Dramatic tensions build as the conflict with Susan comes to a head - and his resistance to the call of a whiskey bottle on his desk (sealed and set aside for V-Day when England finally wins its bloody war) finally erodes. What follows is a fantastic, mildly surrealist scene, not exactly a dream sequence but close enough to qualify, said to be influenced by a similar passage in Hitchcock's Spellbound, in which Sammy comes just this close to the snapping point in working through his dreadful fascination with that damned bottle (or more precisely, what it contains.):
Susan, thankfully, arrives just in time to break the spell, but even her intervention can only hold for so long. Sammy finally, inevitably, goes on the bender that we all knew was coming... and of course, it's just as he's at the point of an irretrievable tumble over the edge that he gets his reprieve - in the form of a task. Sammy has to snap out of his drunken stupor and immediately rush off... to defuse a bomb and render England's green and pleasant land safe once again for British children and countryfolk to wander to and fro.
However, it's not a sun-dappled patch of heather to which Sammy must fly; his task is much more diabolically complicated. A pair of bombs have fallen on Chesil Bank, a 20-mile stretch of seashore consisting of nothing but loosely shifting pebbles, like so many marbles in a heap. The first bomb is Stuart's assignment, the second is Sammy's. This clip (a bit of a spoiler, I should warn you) leads into a masterfully suspenseful, brilliantly assembled sequence in which Sammy mans up and faces an all-or-nothing challenge: neuter the bomb and, in the process, shove all that self-doubting, whiny, mewling, sob-story crap behind you so that you can get on with your life... or get blown to bits! Well, when you put it that way, the choice becomes stark, crystal clear.
That's the gist of it then - the wartime period piece atmosphere, the literary quality of the script, fine attention to film-making detail and subtle, respectfully intelligent psychological insights that don't have to be made so glaringly obvious are all just bonuses on what is essentially a summons for men to overcome some of the pitfalls of mid-life manhood: to not let old hurts, thwarted ambitions, romantic troubles or the allure of drunken escapism render us irrelevant before old age and the march of time make it unavoidable anyway.

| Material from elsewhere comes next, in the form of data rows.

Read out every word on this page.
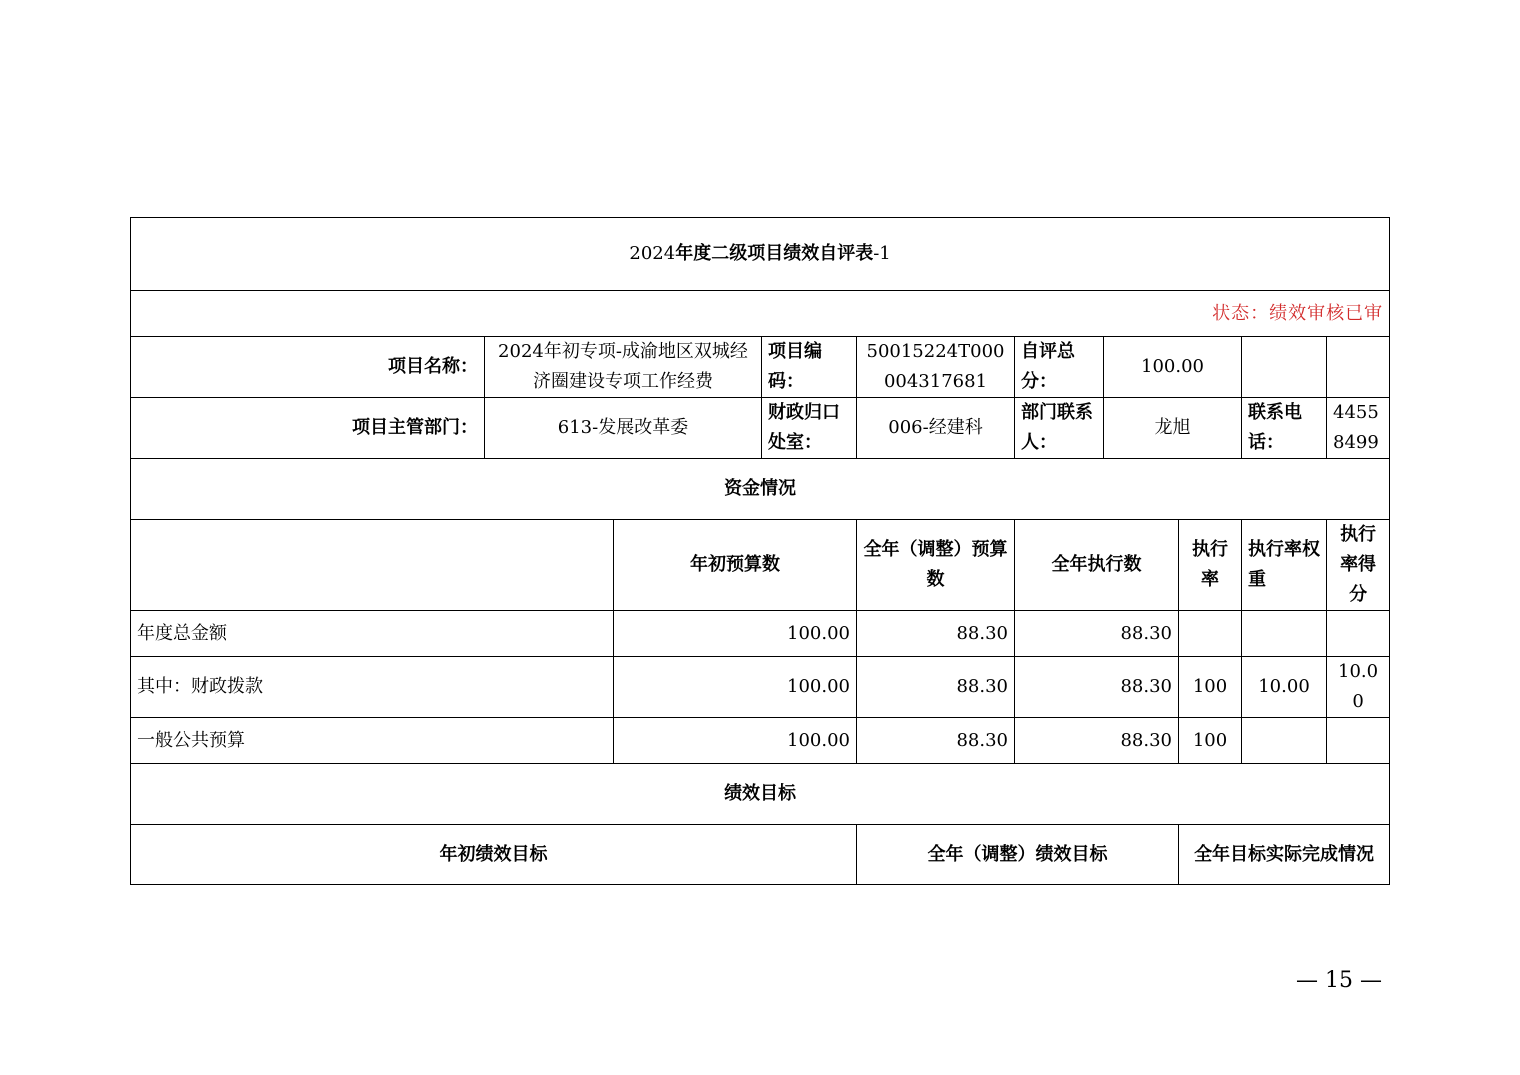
2024年度二级项目绩效自评表-1									
状态：绩效审核已审									
项目名称：	2024年初专项-成渝地区双城经济圈建设专项工作经费		项目编码：	50015224T000004317681	自评总分：	100.00			
项目主管部门：	613-发展改革委		财政归口处室：	006-经建科	部门联系人：	龙旭		联系电话：	44558499
资金情况									
		年初预算数		全年（调整）预算数	全年执行数		执行率	执行率权重	执行率得分
年度总金额		100.00		88.30	88.30				
其中：财政拨款		100.00		88.30	88.30		100	10.00	10.00
一般公共预算		100.00		88.30	88.30		100		
绩效目标									
年初绩效目标				全年（调整）绩效目标			全年目标实际完成情况		
— 15 —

It's also quite fun to watch this film after one has seen Black Narcissus, which features the male and female leads from The Small Back Room in very memorable and significant support roles.

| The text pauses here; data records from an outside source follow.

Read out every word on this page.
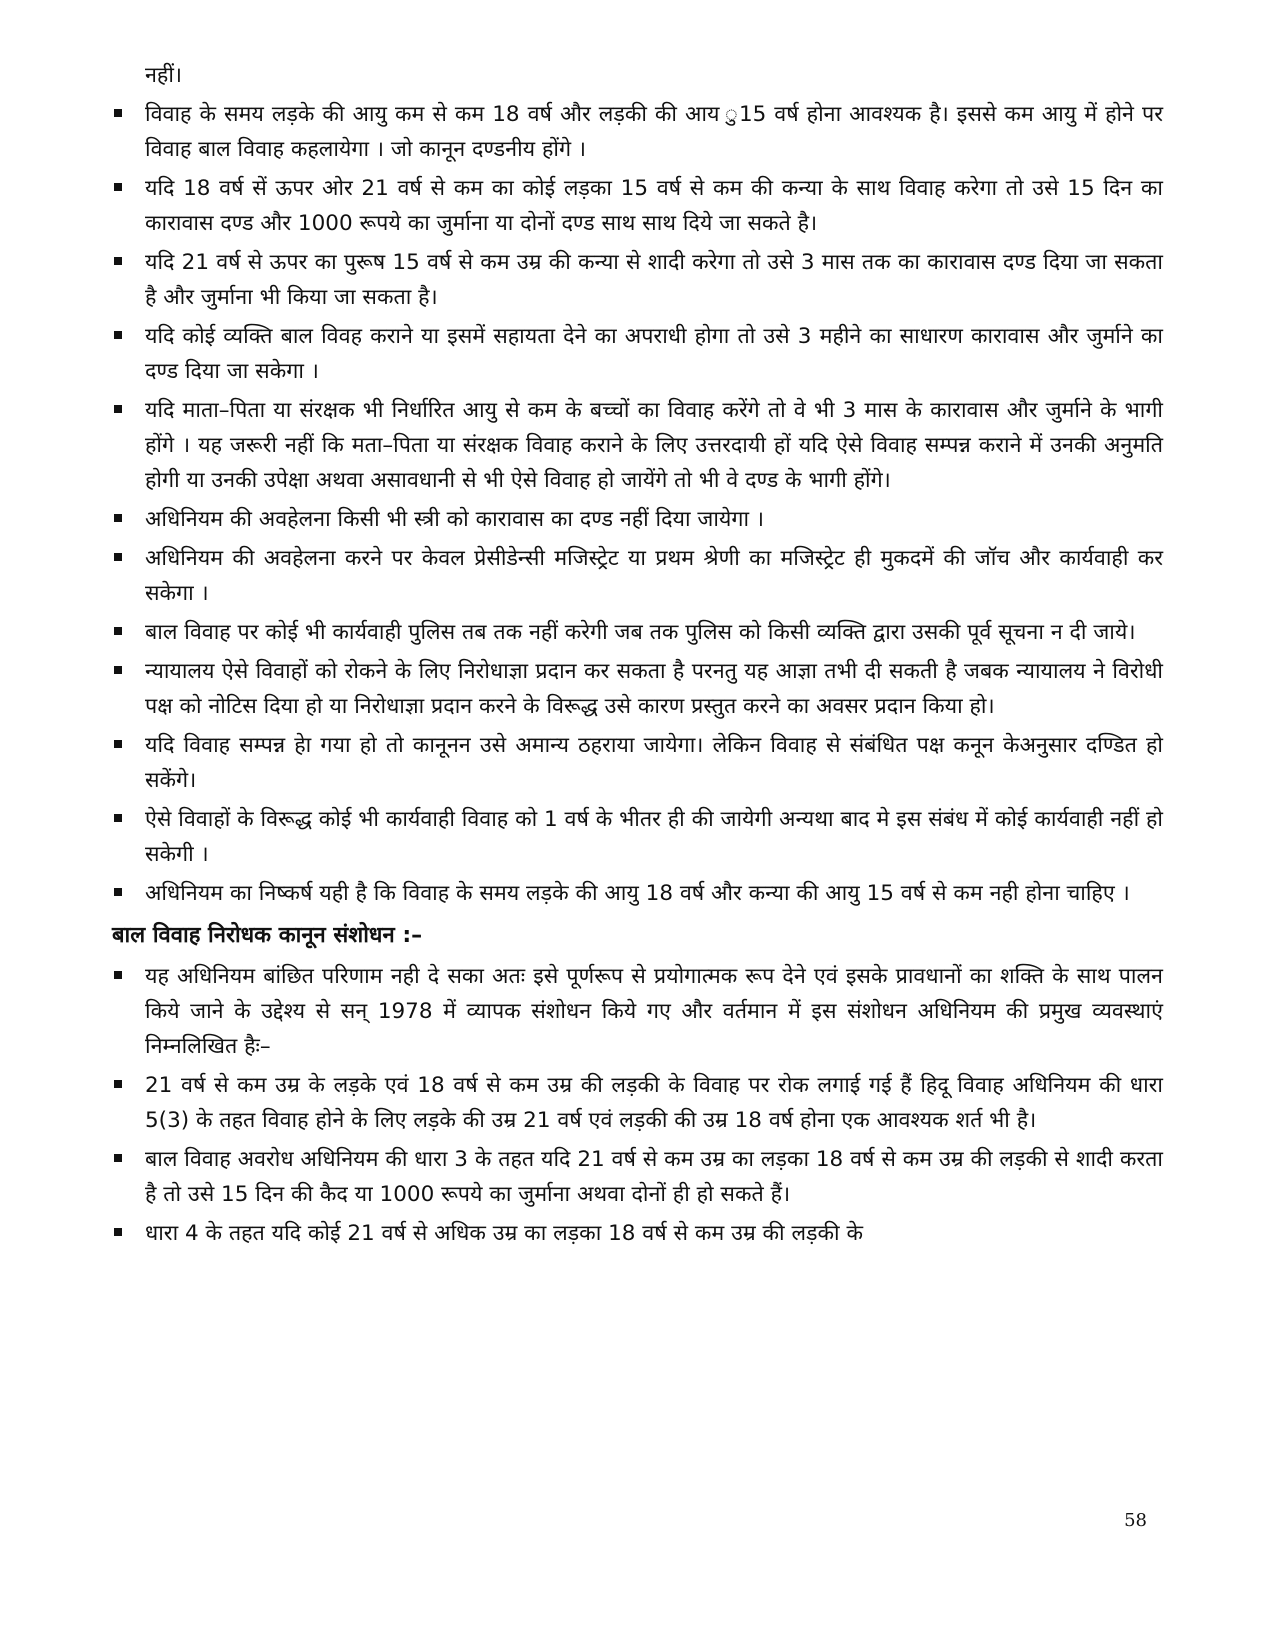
नहीं।
विवाह के समय लड़के की आयु कम से कम 18 वर्ष और लड़की की आय ु15 वर्ष होना आवश्यक है। इससे कम आयु में होने पर विवाह बाल विवाह कहलायेगा । जो कानून दण्डनीय होंगे ।
यदि 18 वर्ष सें ऊपर ओर 21 वर्ष से कम का कोई लड़का 15 वर्ष से कम की कन्या के साथ विवाह करेगा तो उसे 15 दिन का कारावास दण्ड और 1000 रूपये का जुर्माना या दोनों दण्ड साथ साथ दिये जा सकते है।
यदि 21 वर्ष से ऊपर का पुरूष 15 वर्ष से कम उम्र की कन्या से शादी करेगा तो उसे 3 मास तक का कारावास दण्ड दिया जा सकता है और जुर्माना भी किया जा सकता है।
यदि कोई व्यक्ति बाल विवह कराने या इसमें सहायता देने का अपराधी होगा तो उसे 3 महीने का साधारण कारावास और जुर्माने का दण्ड दिया जा सकेगा ।
यदि माता–पिता या संरक्षक भी निर्धारित आयु से कम के बच्चों का विवाह करेंगे तो वे भी 3 मास के कारावास और जुर्माने के भागी होंगे । यह जरूरी नहीं कि मता–पिता या संरक्षक विवाह कराने के लिए उत्तरदायी हों यदि ऐसे विवाह सम्पन्न कराने में उनकी अनुमति होगी या उनकी उपेक्षा अथवा असावधानी से भी ऐसे विवाह हो जायेंगे तो भी वे दण्ड के भागी होंगे।
अधिनियम की अवहेलना किसी भी स्त्री को कारावास का दण्ड नहीं दिया जायेगा ।
अधिनियम की अवहेलना करने पर केवल प्रेसीडेन्सी मजिस्ट्रेट या प्रथम श्रेणी का मजिस्ट्रेट ही मुकदमें की जॉच और कार्यवाही कर सकेगा ।
बाल विवाह पर कोई भी कार्यवाही पुलिस तब तक नहीं करेगी जब तक पुलिस को किसी व्यक्ति द्वारा उसकी पूर्व सूचना न दी जाये।
न्यायालय ऐसे विवाहों को रोकने के लिए निरोधाज्ञा प्रदान कर सकता है परनतु यह आज्ञा तभी दी सकती है जबक न्यायालय ने विरोधी पक्ष को नोटिस दिया हो या निरोधाज्ञा प्रदान करने के विरूद्ध उसे कारण प्रस्तुत करने का अवसर प्रदान किया हो।
यदि विवाह सम्पन्न हेा गया हो तो कानूनन उसे अमान्य ठहराया जायेगा। लेकिन विवाह से संबंधित पक्ष कनून केअनुसार दण्डित हो सकेंगे।
ऐसे विवाहों के विरूद्ध कोई भी कार्यवाही विवाह को 1 वर्ष के भीतर ही की जायेगी अन्यथा बाद मे इस संबंध में कोई कार्यवाही नहीं हो सकेगी ।
अधिनियम का निष्कर्ष यही है कि विवाह के समय लड़के की आयु 18 वर्ष और कन्या की आयु 15 वर्ष से कम नही होना चाहिए ।
बाल विवाह निरोधक कानून संशोधन :–
यह अधिनियम बांछित परिणाम नही दे सका अतः इसे पूर्णरूप से प्रयोगात्मक रूप देने एवं इसके प्रावधानों का शक्ति के साथ पालन किये जाने के उद्देश्य से सन् 1978 में व्यापक संशोधन किये गए और वर्तमान में इस संशोधन अधिनियम की प्रमुख व्यवस्थाएं निम्नलिखित हैः–
21 वर्ष से कम उम्र के लड़के एवं 18 वर्ष से कम उम्र की लड़की के विवाह पर रोक लगाई गई हैं हिदू विवाह अधिनियम की धारा 5(3) के तहत विवाह होने के लिए लड़के की उम्र 21 वर्ष एवं लड़की की उम्र 18 वर्ष होना एक आवश्यक शर्त भी है।
बाल विवाह अवरोध अधिनियम की धारा 3 के तहत यदि 21 वर्ष से कम उम्र का लड़का 18 वर्ष से कम उम्र की लड़की से शादी करता है तो उसे 15 दिन की कैद या 1000 रूपये का जुर्माना अथवा दोनों ही हो सकते हैं।
धारा 4 के तहत यदि कोई 21 वर्ष से अधिक उम्र का लड़का 18 वर्ष से कम उम्र की लड़की के
58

We're getting pretty close to the end of the Archers on Criterion - just one more left to go, and then a Michael Powell solo project (if it's ever proper to apply that term to a film) made years later. The Small Back Room is probably not the ideal place to start if you want to dig into their filmography - I'd recommend watching them in order like I did! - but it's a good place to visit if you need to work out some kinks in your machinery, bounce a few ideas off of some like-minded fellows, step away from the careerists and the women folk for awhile and steady out your nerves.